Ms. Rubin was born in Texas and now lives in Southern California. Her work is typified by a use of salvaged objects in incongruous ways that create a challenge to the viewers' commonly held expectations. In her hands, ordinary household goods become heroic, gravity defying almost alien forms forcing us to look at these simple things with new eyes.

This is Ms. Rubin's first project in New York and a wonderful complement to the outdoor scene at Lincoln Center. I hope we are graced with more of her amazing creations in summers to come.

July 01, 2006


"Dada cannot live in New York. All New York is Dada, and will not tolerate a rival..."

So wrote Man Ray to Tristan Tzara in 1921. Today, in 2006, New York is being taken over by Dada in the form of a major retrospective of the Movement now on at the Museum of Modern Art. This is the last stop of a three city show that was 4 years in the planning and opened in Paris at the Centre Pompidou last October, then travelled to the National Gallery in Washington DC in February (see my blog of 2/16/06), and has finally arrived here.
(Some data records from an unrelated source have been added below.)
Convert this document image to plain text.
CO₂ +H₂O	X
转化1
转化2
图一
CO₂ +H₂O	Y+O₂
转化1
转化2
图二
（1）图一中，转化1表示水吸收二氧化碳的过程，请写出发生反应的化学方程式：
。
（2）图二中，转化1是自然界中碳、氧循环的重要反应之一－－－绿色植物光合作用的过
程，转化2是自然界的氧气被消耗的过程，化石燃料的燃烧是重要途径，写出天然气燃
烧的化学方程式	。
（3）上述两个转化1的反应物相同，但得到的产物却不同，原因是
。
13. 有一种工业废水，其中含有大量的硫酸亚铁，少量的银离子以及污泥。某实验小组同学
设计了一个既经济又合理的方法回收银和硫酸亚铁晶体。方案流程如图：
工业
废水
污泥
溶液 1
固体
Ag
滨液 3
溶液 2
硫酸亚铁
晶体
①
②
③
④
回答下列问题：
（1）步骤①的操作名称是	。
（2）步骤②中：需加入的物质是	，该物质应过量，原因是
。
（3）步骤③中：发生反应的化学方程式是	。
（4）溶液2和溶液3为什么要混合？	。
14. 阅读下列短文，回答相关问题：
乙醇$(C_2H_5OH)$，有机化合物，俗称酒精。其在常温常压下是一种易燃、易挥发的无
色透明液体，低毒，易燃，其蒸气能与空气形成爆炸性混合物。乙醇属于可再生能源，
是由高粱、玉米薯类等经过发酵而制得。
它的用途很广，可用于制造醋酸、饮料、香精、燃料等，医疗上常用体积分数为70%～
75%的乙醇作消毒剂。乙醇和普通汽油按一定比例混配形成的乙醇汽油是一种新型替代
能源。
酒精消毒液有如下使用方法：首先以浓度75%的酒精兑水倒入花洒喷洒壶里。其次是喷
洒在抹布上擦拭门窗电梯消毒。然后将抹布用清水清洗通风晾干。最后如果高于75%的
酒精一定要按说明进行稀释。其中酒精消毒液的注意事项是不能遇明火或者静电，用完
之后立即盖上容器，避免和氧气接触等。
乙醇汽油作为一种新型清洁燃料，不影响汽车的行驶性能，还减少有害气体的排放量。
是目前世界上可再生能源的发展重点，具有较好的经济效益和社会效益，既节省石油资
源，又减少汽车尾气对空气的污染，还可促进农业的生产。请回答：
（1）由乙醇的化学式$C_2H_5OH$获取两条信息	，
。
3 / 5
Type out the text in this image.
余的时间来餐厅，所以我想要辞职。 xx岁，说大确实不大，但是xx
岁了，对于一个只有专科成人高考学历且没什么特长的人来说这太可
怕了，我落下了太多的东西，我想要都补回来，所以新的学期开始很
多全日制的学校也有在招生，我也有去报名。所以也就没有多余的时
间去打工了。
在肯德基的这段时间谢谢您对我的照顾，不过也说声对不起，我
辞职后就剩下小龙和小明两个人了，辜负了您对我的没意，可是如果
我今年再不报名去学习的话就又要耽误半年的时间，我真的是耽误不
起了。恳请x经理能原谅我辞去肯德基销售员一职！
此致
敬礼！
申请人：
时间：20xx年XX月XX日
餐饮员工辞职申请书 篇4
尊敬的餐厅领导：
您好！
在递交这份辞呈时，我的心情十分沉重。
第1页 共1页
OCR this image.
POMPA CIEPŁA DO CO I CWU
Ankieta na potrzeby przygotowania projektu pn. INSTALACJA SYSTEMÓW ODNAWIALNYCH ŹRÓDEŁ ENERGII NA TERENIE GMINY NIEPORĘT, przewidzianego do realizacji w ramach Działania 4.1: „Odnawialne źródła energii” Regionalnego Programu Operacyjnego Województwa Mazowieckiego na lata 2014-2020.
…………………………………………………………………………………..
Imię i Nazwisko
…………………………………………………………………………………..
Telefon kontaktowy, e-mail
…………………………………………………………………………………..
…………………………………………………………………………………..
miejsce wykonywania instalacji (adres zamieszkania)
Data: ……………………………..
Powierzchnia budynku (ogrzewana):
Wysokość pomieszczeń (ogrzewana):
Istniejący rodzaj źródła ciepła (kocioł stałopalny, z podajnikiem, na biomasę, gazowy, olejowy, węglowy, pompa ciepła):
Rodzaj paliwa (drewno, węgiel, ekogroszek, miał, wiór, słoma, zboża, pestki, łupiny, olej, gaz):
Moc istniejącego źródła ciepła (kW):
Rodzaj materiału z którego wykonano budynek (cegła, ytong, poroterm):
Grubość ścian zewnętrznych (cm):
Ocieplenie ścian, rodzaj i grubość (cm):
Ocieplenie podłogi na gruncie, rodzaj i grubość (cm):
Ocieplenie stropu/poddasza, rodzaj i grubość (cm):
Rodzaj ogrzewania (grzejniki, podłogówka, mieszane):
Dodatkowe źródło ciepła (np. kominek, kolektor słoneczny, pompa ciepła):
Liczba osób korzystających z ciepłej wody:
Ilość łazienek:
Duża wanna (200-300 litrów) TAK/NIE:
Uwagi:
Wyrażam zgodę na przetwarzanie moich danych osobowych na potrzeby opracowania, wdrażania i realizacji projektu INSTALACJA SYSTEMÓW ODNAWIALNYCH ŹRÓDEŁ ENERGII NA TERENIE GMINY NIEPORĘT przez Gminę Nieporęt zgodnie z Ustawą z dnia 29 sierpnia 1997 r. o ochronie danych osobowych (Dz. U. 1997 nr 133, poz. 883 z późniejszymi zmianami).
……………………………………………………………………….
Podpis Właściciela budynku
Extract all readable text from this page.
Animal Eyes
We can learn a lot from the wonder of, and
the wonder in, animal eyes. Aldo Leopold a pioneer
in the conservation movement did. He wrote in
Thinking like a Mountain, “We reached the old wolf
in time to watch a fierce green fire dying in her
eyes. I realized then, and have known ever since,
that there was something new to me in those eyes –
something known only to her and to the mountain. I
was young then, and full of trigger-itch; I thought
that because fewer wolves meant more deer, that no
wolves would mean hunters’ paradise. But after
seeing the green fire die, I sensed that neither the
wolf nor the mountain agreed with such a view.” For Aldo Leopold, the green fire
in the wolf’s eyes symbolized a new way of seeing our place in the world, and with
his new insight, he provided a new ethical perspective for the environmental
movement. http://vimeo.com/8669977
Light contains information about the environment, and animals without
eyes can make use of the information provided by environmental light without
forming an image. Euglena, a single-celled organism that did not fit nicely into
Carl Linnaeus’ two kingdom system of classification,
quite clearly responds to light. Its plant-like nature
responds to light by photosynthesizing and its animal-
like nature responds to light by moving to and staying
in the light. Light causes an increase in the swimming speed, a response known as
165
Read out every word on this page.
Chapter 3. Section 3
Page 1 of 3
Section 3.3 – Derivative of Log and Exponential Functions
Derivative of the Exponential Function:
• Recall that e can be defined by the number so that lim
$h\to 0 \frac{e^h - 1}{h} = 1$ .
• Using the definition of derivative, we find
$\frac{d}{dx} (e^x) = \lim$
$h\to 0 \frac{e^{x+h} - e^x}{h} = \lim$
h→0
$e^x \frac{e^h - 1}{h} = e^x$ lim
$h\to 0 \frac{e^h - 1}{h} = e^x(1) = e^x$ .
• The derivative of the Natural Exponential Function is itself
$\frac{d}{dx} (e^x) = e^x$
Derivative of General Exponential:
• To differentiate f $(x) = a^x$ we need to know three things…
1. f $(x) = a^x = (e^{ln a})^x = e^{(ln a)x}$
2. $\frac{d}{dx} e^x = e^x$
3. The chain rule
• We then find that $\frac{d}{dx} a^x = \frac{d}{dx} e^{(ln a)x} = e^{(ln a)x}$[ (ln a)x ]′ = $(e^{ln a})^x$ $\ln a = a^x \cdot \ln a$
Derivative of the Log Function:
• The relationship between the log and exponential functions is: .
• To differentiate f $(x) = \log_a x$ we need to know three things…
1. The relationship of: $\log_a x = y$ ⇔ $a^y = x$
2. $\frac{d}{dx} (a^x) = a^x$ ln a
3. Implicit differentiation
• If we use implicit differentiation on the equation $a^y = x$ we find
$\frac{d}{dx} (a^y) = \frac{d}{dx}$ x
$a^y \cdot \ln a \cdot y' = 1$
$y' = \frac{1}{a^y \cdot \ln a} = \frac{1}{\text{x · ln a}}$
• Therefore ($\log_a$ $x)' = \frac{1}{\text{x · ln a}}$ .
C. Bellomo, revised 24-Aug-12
As the wife of a devoted Dadaist and lender to the exhibitions, I have visited every show several times. Each venue was unique and each had its pros and cons. The debut in Paris was fabulous, almost overwhelming in its scope and volume. The brilliant installation and the comprehensive display covering every art form from sound poems to sculpture inundated the visitor with pure Dada. The move to Washington and the U.S. demanded a smaller show with less emphasis on the literary aspect of the Movement. The unexpected result of this editing was a far more aesthetic look to the works of art. This probably would have horrified the Dadaists, but it made for a nicer experience for today's museum goer. Now, in New York, the exhibition has changed again. A new space means a new look and with the addition of more print material from MoMA's own collection it is a little more well-rounded than Washington. However, despite the same great material and the fine installation, I felt the show had lost a little of its exuberance and joy.

Dada is a little known movement but an important one. Begun as a reaction to the Establishment, World War I, and Classical Art, it rose meteorically and came to a sudden and definitive end with the Surrealist Manifesto of 1924. What it left behind is a huge œuvre of work including some of the the most revolutionary art of the 20th Century. Hausmann's "Mechanical Head", Kurt Schwitters' and Max Ernst's collages, Man Ray's "Rayographs"and Duchamp's "Ready Mades" (especially the infamous "Fountain/Urinal") are lasting reminders of this watershed period in art history. Hopefully shows like this one will awaken the public's interest and make people realize that the "avant garde" actually began almost a century ago.

P.S. This is where it all began in 1916 at the Cabaret Voltaire in Zurich, Switzerland. We had the opportunity to visit the newly rennovated shrine two weeks ago. It had been saved from the wrecker's ball by the Swatch Corporation with the intention to make it into an artists' space where maybe the next Dada Movement could be born. While the ghosts of Hugo Ball and Emmy Hennings, Hans and Sophie Taeuber Arp, Tristan Tzara and Marcel Janco, certainly inhabit the premises, we can only hope that the current incarnation brings the spark of originality, creativity and, yes, revolution, that these stalwart souls embarked upon so many years ago. DADA Soulève Tout.